Open University

Hillary's Homecoming


The old Methodist Tabernacle on Martha's Vineyard was transformed into a high temple of liberalism on Saturday evening when Hillary Clinton came to address her core constituency. The Vineyard has become a campaign crossroads this week, with John Edwards passing through just before Hillary, and Barack Obama zooming in just afterwards. But Hillary's event had by far the highest profile, selling more than 2,000 tickets at $50 each, while Edwards ran a much smaller fundraiser, and Obama has limited himself to an exclusive, $1000 per person function. Still, it's hard to say just how many of the spectators at the Tabernacle came out of real devotion to the candidate, and how many came to see Ted Danson and Mary Steenburgen, hear Carly Simon sing with her two children by James Taylor, listen nostalgically to a speech by Bill Clinton, and gawk at all the other celebrities on hand, from Vernon Jordan to Caroline Kennedy Schlossberg. I certainly fell into the second category. In fact, given the ridiculously inflated prices on this gilded island (where a child's hamburger and fries can cost $20), it wasn't a bad way to spend fifty bucks.
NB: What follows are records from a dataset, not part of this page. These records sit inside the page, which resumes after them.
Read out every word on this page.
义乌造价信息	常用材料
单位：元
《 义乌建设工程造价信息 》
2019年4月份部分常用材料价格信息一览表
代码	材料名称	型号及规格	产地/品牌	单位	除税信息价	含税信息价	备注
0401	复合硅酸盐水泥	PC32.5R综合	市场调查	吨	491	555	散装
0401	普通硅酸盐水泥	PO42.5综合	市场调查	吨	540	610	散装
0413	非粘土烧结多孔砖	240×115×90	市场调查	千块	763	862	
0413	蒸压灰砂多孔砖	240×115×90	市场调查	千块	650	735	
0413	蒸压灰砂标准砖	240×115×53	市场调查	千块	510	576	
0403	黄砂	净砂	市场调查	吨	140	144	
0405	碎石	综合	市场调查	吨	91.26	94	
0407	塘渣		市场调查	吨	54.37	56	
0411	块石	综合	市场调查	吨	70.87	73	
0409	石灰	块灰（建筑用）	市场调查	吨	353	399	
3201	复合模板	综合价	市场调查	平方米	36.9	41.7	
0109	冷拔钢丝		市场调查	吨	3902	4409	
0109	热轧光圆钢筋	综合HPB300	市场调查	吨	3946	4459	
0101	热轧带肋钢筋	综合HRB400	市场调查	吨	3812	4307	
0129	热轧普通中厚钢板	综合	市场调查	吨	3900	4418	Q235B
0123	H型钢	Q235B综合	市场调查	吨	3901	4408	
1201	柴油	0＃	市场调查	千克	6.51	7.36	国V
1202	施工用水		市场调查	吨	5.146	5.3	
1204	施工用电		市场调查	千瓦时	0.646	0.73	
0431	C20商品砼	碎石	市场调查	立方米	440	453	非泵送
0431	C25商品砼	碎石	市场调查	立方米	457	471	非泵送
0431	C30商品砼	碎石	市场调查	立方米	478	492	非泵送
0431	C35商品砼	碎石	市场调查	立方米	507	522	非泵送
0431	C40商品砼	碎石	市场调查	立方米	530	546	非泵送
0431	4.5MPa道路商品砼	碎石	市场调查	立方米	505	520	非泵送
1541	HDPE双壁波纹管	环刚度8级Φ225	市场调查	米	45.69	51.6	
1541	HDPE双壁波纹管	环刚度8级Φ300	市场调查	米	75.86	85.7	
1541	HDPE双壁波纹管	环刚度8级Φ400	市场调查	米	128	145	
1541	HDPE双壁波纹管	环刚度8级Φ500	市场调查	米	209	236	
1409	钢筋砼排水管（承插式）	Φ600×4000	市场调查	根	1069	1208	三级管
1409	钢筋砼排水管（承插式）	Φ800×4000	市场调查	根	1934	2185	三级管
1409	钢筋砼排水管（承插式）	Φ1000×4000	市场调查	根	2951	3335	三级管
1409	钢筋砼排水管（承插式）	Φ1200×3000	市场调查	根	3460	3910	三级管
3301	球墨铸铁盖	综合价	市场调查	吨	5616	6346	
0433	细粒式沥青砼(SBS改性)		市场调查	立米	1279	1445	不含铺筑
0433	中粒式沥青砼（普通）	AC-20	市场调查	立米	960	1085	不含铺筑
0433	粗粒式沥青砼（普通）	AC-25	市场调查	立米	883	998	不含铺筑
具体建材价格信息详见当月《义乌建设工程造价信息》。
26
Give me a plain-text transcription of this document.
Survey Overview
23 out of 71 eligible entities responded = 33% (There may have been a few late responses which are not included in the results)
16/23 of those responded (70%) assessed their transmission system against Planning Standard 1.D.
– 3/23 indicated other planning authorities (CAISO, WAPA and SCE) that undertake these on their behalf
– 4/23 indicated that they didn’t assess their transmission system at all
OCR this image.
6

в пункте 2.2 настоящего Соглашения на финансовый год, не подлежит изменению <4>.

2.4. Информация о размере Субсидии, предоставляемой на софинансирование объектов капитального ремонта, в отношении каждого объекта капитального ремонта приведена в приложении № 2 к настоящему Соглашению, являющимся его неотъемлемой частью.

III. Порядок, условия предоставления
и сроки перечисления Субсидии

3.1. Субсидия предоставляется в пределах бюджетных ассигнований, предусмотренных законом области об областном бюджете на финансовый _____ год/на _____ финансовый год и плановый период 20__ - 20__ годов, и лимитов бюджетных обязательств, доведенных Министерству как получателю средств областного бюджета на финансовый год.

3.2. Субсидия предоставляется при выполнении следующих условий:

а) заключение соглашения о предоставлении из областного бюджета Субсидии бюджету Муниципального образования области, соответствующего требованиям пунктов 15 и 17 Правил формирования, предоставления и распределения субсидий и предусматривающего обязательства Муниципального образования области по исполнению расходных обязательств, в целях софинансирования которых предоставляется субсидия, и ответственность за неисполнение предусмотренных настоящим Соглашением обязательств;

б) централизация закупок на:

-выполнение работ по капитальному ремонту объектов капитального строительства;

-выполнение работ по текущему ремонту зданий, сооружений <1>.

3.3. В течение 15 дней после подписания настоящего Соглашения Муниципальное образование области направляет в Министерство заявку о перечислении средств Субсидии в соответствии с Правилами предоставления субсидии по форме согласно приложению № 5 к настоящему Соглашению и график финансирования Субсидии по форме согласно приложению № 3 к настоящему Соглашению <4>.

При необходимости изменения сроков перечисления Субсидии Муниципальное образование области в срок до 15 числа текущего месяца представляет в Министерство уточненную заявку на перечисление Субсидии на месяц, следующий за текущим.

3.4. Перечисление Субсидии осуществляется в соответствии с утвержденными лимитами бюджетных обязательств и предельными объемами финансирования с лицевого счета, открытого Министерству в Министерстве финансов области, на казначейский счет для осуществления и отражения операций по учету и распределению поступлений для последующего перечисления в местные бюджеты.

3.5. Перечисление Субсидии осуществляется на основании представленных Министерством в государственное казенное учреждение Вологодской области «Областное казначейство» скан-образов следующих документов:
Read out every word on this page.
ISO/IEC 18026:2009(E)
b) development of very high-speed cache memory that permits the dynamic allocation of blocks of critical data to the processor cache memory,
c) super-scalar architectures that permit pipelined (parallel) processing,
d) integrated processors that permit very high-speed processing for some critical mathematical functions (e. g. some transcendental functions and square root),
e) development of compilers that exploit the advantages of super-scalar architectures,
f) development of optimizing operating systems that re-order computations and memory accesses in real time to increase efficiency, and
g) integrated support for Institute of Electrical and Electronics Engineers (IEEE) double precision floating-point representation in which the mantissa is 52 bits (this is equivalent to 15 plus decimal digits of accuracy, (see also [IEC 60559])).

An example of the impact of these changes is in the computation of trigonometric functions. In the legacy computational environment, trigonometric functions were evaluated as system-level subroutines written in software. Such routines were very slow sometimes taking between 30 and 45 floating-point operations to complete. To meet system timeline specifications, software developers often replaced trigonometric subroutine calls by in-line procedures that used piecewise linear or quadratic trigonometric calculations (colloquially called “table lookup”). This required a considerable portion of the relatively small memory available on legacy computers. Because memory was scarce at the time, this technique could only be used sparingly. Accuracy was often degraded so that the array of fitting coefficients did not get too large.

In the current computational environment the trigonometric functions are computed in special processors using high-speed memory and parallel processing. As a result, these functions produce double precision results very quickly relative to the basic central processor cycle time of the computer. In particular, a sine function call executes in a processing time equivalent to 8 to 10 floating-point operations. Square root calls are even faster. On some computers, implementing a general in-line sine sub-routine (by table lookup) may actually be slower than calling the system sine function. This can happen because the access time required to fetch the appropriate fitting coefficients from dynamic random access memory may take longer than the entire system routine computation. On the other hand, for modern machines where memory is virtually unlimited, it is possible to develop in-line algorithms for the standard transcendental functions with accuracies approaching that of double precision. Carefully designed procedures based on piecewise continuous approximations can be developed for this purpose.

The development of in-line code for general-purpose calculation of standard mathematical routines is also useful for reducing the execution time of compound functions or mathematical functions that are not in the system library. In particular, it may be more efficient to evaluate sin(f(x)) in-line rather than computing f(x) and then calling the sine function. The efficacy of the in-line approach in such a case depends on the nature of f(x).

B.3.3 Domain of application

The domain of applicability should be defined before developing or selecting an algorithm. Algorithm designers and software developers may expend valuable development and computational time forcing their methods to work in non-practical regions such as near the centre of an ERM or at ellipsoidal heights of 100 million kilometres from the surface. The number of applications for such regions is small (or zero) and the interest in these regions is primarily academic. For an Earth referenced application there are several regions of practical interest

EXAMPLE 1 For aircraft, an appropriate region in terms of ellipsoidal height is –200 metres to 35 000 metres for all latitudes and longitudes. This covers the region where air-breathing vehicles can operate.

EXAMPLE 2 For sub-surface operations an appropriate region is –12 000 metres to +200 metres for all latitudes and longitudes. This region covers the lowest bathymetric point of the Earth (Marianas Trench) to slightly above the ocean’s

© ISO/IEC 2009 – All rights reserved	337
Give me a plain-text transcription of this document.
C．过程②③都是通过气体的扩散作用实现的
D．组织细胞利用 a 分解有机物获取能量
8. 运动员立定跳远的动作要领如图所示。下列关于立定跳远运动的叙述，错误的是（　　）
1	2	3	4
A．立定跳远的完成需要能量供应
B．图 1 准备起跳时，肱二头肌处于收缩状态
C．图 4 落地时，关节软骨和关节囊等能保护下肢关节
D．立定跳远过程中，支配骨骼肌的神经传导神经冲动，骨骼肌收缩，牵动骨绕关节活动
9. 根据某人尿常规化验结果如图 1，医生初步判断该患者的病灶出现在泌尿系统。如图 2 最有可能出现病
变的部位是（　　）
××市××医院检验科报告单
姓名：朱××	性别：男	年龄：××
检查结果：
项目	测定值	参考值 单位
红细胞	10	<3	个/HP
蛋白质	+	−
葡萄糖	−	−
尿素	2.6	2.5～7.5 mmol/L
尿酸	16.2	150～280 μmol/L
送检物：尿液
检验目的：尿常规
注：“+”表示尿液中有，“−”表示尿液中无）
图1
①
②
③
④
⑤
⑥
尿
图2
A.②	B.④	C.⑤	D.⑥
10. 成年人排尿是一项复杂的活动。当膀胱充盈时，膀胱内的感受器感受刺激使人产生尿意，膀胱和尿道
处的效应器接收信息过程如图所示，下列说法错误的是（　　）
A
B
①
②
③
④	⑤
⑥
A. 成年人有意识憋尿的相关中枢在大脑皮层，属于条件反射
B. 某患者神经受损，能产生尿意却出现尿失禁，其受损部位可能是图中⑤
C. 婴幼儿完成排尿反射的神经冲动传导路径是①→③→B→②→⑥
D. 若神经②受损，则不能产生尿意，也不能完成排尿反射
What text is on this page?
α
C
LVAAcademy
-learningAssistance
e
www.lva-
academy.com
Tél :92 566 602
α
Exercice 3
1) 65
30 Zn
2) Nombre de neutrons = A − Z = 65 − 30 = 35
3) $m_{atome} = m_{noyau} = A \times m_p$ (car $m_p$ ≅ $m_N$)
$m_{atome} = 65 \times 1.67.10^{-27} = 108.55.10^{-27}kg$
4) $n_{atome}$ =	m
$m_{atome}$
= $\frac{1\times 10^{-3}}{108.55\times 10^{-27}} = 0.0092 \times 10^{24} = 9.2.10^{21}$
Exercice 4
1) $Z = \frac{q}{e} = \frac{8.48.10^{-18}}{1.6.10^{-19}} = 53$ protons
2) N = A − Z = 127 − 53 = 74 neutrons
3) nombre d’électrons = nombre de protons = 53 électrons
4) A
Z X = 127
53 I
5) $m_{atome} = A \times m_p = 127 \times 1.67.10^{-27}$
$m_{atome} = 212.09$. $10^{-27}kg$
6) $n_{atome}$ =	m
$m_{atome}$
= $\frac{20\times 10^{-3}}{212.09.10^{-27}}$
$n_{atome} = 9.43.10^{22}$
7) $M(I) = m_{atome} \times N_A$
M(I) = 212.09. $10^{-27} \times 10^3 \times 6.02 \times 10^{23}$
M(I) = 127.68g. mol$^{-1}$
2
Still, it really would have been hard for Hillary to find a more sympathetic audience than this collection of wealthy, largely middle-aged liberals, on their annual retreat from the rigors of life in Cambridge, Hollywood and the Upper West Side. Well over half of them were women. Hillary herself, referring to her many vacations on the Vineyard with Bill, referred to the visit as a "homecoming." But for all this, she generated surprisingly little electricity. The only line which really got people to their feet and cheering was when she said how excited she would be to become the first female president. Beyond that, the laundry list of familiar positions on health care, energy, the environment, New Orleans and Iraq elicited strong applause, but little more. Hillary speaks clearly, crisply, with obvious conviction and without notes, and displays an intelligence which seems all the more desirable in the seventh Year of W. But if she couldn't get these people, of all people, genuinely excited, how well is she likely to do with the sort of voters who don't summer on Martha's Vineyard? Her success in New York state politics is not necessarily a good indicator here--voting for a president is a much more emotional matter than voting for one of a hundred senators. And it was all too easy to imagine that in a televised debate, a few well-rehearsed faux-folksy zingers from the likes of Fred Thompson could punch straight through the armor of her knowledge and verbal fluency. Overall, the event left me less enthused about the Democrats' chances if Hillary gets the nomination.